We will learn instructions as we discover some concepts. For now, you don't need to know what the instructions below do -- in fact, the programs are nonsensical, they're just here as syntax examples.

Labels

You may have noticed that some lines deviate from this rule: Start: and .notGBC, for example. These are labels. A label simply designates a memory address, the one where the following instruction is located. Labels can be on the same line as an instruction and/or a comment. Labels may optionally be followed by a colon. I really recommend putting a colon always, it helps with readability.

; These 3 labels are the same. Useful for aliasing, for example.
Label:; You don't have to separate with spaces. Cool!
OtherLabel

Eh: db $FE ; You can have all three on the same line!


Label: ; RGBDS will complain that you defined this twice

It's of course invalid to create two labels with the same name. It's actually fairly annoying when it happens, because RGBDS tends to not give you line numbers in the error message. Cue heavy Ctrl+F and/or grep in your project files.

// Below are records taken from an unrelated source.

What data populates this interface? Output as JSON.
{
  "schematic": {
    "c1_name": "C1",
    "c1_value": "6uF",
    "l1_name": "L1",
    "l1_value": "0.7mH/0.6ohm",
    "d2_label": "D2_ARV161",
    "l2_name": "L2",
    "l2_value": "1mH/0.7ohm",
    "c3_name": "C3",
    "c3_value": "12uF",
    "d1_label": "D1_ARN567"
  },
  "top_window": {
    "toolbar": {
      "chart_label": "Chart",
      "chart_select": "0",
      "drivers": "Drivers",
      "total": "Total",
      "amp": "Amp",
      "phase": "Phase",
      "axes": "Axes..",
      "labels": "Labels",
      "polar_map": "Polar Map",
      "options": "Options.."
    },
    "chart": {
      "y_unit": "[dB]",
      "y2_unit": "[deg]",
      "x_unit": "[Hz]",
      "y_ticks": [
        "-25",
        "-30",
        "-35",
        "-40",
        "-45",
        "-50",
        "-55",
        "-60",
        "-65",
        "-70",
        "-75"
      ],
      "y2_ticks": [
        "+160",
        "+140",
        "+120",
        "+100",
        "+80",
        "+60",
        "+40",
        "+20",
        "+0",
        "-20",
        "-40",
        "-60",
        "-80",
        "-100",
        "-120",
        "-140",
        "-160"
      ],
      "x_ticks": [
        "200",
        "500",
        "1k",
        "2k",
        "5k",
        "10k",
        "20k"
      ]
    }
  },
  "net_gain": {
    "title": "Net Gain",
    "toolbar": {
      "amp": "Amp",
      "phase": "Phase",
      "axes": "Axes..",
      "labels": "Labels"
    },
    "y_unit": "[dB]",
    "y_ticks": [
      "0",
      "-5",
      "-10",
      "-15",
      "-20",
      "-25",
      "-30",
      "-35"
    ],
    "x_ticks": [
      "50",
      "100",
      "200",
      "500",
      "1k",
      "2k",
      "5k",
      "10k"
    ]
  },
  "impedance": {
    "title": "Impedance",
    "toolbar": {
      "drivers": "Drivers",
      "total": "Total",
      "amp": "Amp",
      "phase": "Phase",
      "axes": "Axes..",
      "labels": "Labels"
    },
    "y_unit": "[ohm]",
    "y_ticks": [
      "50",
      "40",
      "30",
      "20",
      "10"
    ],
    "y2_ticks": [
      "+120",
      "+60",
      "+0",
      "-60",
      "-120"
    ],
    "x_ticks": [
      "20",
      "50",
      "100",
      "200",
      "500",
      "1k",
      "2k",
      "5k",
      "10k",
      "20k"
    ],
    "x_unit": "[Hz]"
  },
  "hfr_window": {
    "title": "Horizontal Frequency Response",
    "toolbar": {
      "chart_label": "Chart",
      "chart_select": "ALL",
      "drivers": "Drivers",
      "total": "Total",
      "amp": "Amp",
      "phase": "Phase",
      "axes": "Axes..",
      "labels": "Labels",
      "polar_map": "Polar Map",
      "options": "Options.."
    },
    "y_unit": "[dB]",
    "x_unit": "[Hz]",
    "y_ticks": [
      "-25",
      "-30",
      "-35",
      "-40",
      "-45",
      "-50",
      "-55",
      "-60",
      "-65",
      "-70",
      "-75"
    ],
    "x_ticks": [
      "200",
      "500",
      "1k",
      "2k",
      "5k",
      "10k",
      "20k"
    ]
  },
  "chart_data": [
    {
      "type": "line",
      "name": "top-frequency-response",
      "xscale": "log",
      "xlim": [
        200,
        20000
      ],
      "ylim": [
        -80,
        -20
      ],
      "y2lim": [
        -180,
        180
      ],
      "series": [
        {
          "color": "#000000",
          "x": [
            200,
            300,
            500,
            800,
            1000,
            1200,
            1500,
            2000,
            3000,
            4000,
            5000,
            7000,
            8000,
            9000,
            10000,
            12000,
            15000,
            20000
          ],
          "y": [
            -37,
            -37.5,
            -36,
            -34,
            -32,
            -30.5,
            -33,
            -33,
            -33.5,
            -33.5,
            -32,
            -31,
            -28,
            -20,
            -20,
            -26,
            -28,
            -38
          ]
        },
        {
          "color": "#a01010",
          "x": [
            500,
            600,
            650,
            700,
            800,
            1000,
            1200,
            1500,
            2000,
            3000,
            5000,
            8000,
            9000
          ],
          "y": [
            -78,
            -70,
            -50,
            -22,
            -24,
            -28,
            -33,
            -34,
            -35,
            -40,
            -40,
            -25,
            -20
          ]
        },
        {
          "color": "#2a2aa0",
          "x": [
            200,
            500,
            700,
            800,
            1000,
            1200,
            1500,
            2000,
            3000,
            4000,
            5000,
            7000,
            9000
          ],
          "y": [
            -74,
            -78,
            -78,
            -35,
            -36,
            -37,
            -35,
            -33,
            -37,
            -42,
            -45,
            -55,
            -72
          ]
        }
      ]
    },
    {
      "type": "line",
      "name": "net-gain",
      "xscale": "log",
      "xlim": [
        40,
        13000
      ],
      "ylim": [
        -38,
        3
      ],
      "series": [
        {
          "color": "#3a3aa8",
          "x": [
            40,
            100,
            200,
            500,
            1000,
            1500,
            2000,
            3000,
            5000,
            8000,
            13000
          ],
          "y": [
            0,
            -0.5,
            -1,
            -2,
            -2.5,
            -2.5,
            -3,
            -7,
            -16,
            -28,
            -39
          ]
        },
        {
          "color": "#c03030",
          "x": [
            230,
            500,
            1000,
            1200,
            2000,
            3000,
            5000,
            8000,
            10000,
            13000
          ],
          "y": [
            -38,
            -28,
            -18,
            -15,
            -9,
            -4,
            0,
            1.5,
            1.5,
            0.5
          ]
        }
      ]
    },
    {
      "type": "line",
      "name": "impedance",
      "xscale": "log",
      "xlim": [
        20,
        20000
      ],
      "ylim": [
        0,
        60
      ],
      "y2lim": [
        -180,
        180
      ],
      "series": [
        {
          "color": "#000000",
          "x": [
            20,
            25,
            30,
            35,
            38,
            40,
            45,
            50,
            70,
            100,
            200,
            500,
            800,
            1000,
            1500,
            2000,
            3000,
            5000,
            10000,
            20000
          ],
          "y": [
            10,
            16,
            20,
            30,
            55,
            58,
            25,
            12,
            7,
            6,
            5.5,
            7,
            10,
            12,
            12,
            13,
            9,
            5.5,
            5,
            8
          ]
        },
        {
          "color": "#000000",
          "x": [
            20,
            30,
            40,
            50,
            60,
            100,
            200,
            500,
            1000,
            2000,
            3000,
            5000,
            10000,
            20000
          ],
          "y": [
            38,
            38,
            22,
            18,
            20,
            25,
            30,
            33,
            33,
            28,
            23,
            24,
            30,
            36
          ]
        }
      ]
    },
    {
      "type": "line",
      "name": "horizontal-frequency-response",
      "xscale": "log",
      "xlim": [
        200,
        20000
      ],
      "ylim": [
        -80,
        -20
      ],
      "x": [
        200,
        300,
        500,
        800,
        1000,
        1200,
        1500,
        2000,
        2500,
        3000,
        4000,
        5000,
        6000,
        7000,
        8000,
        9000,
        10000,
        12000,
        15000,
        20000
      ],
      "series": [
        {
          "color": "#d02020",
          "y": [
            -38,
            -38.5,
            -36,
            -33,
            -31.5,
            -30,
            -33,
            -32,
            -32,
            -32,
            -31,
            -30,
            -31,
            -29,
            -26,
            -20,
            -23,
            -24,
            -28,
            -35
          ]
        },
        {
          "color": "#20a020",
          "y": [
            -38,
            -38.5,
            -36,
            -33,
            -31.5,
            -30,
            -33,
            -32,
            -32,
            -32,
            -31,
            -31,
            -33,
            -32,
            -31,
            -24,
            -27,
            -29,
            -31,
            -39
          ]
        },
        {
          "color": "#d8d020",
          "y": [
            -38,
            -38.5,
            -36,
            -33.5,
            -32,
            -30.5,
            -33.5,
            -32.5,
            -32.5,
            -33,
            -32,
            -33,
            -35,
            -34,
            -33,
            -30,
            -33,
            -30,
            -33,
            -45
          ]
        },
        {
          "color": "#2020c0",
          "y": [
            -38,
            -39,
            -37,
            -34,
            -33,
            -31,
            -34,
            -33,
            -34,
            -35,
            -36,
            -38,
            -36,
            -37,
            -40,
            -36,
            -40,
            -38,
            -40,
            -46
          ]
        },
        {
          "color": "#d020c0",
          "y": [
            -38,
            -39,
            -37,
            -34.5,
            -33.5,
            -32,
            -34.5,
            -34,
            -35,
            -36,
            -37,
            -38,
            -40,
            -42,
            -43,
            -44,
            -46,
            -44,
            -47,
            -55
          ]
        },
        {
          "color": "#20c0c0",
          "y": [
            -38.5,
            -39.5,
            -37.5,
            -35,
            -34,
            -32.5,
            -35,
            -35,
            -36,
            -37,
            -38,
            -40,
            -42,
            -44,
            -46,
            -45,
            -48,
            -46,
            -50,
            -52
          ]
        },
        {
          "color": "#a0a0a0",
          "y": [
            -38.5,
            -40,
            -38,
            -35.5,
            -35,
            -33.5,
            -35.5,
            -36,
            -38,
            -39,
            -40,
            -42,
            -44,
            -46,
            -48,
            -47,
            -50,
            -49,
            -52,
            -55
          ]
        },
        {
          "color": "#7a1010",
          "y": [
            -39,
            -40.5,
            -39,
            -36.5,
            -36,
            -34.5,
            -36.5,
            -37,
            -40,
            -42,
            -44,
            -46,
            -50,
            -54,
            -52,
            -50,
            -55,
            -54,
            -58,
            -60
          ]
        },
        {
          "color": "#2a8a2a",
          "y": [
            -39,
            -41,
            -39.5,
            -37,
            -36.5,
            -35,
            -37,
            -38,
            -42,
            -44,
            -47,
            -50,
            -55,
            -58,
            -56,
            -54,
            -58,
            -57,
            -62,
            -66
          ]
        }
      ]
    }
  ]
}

But then what about these other labels starting with a dot? These are local labels. Basically, a local label is only accessible inside its global label. Here's an example for clarity:

.alone ; BAD: no global label declared before it

GlobalLabel:
    ld hl, .local ; Refers to the "db $FF"'s address

.local
    db $FF

    ld e, a ; More stuff, who cares!


AnotherGlobalLabel:
    ld a, e

.local
    ld sp, $E000

    dw .local ; Refers to the "ld sp, $E000"'s address


DontDoThis:

.duplicate ; You can define a local label at the beginning of its "block".
    ld b, b
.duplicate ; BAD: twice the same name!

Note that since labels refer to memory locations, they're just numbers. Thus, you can perform arithmetics with labels!

    ld bc, DataEnd - Data ; Gets the length of a block of data, for example

    ; (...)

Data:
    ; Some data here
DataEnd:

Tricky Tabs!

This one is an annoying tidbit. Basically, RGBDS is very touchy about tabs. Rest assured, you can use tabs (\t) or spaces alike, even mix both, it doesn't care. You can even be inconsistent! No, the problem lies in labels and instructions.

Rule #1: labels must be at the beginning of the line.

Good:

    Bad: ; RGBDS will complain, probably about a macro not being defined. Don't worry, it will make sense later.
 OhNo: ; Same

Rule #2: instructions may not be at the beginning of the line.

    ld a, Good

cp Bad ; Oh no

Rule #3: comments... are don't care.